- America's housing market likely won't get more affordable anytime soon, Morgan Stanley said.
- Mortgage rates are poised to stay high even after the Fed eases monetary policy.
- The bank thinks housing costs will slow their pace of growth, but won't see a decline.
Homebuyers and renters shouldn't count on getting much relief from high housing costs, according to Morgan Stanley.
Costs have been steadily rising for both buyers and renters in the past year. The median US home price rose 5% year-over-year in May to a record $438,601, according to Redfin data. Meanwhile, median asking rents in the US ticked 0.8% higher to $1,653 a month, just $47 shy of the all-time high notched in 2022.
The surge in home prices has been driven by the "lock-in" effect throughout the market, as prospective sellers hold off listing their homes to avoid having to finance a new mortgage at a higher rate than what they locked in previously.
Sidelined homebuyers, meanwhile, have been renting, which has driven demand for rental units and raised costs.
The result is the most unaffordable housing environment buyers and renters have seen in years. Renters now have to make 36% more than they did prior to the pandemic to afford the typical apartment, Zillow estimated, while buyers need to earn a whopping 80% more to comfortably afford a home.
"For the US, a key part of the housing story has been the mortgage lock-in for homeowners," Seth Carpenter, Morgan Stanley's global chief economist said in a recent podcast. "Our strategists have noted that the gap between the current new mortgage rate and the average effective mortgage rate is at historical highs. And the share of 30-year fixed-rate mortgages is at its highest in a decade."
Market-watchers have been eyeing Fed rate cuts as a lever that will possibly make housing more affordable. Lower borrowing costs could influence mortgage rates to fall, but the Fed is unlikely to lower rates enough to dent home prices, and therefore, rents, Carpenter said.
"There will be a decline in mortgage rates if we get the modest easing cycle from the Fed that we expect. But that decline will be similarly modest so that gap in rates will not be fully closed even if it narrows," he added. "And ultimately, what we think is going to happen is that there'll be a moderation in home price appreciation, but not an outright decline in home prices."
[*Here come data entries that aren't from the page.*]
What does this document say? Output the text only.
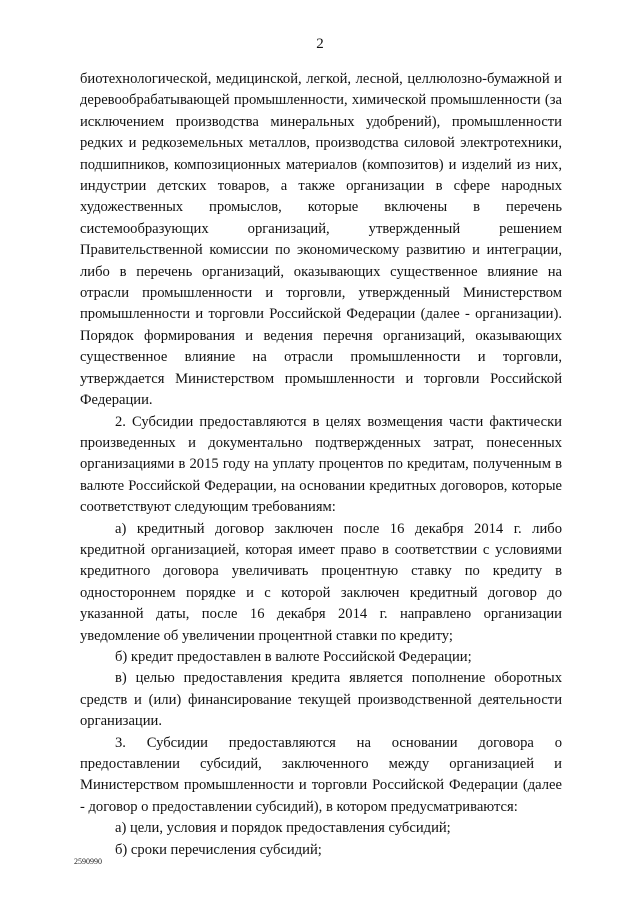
2

биотехнологической, медицинской, легкой, лесной, целлюлозно-бумажной и деревообрабатывающей промышленности, химической промышленности (за исключением производства минеральных удобрений), промышленности редких и редкоземельных металлов, производства силовой электротехники, подшипников, композиционных материалов (композитов) и изделий из них, индустрии детских товаров, а также организации в сфере народных художественных промыслов, которые включены в перечень системообразующих организаций, утвержденный решением Правительственной комиссии по экономическому развитию и интеграции, либо в перечень организаций, оказывающих существенное влияние на отрасли промышленности и торговли, утвержденный Министерством промышленности и торговли Российской Федерации (далее - организации). Порядок формирования и ведения перечня организаций, оказывающих существенное влияние на отрасли промышленности и торговли, утверждается Министерством промышленности и торговли Российской Федерации.

2. Субсидии предоставляются в целях возмещения части фактически произведенных и документально подтвержденных затрат, понесенных организациями в 2015 году на уплату процентов по кредитам, полученным в валюте Российской Федерации, на основании кредитных договоров, которые соответствуют следующим требованиям:

а) кредитный договор заключен после 16 декабря 2014 г. либо кредитной организацией, которая имеет право в соответствии с условиями кредитного договора увеличивать процентную ставку по кредиту в одностороннем порядке и с которой заключен кредитный договор до указанной даты, после 16 декабря 2014 г. направлено организации уведомление об увеличении процентной ставки по кредиту;

б) кредит предоставлен в валюте Российской Федерации;

в) целью предоставления кредита является пополнение оборотных средств и (или) финансирование текущей производственной деятельности организации.

3. Субсидии предоставляются на основании договора о предоставлении субсидий, заключенного между организацией и Министерством промышленности и торговли Российской Федерации (далее - договор о предоставлении субсидий), в котором предусматриваются:

а) цели, условия и порядок предоставления субсидий;

б) сроки перечисления субсидий;

2590990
That's expected to keep the "arbitrage condition" between home prices and rents alive over the longer run, Carpenter said — another way to say housing costs are likely to remain elevated.
Other market forecasters have warned that the Fed looks poised to keep interest rates higher for longer, with the central bank spoiling hopes for ambitious cuts that markets had predicted earlier in the year. According to a growing chorus of Wall Street bears, central bankers may not cut interest rates this year at all due to the risk of resurgent inflation.
"The housing market might be telling us that monetary policy is working a bit less effectively than historically, but not that monetary policy is not working," Carpenter said. "We do not think the housing market overall is at risk of collapse, but the monetary policy is restraining activity in a very familiar way."
Markets expect the Fed to keep rates steady at its July policy meeting and to initiate the first cut in September. The 30-year fixed mortgage rate clocked in at 6.86%, according to Freddie Mac data.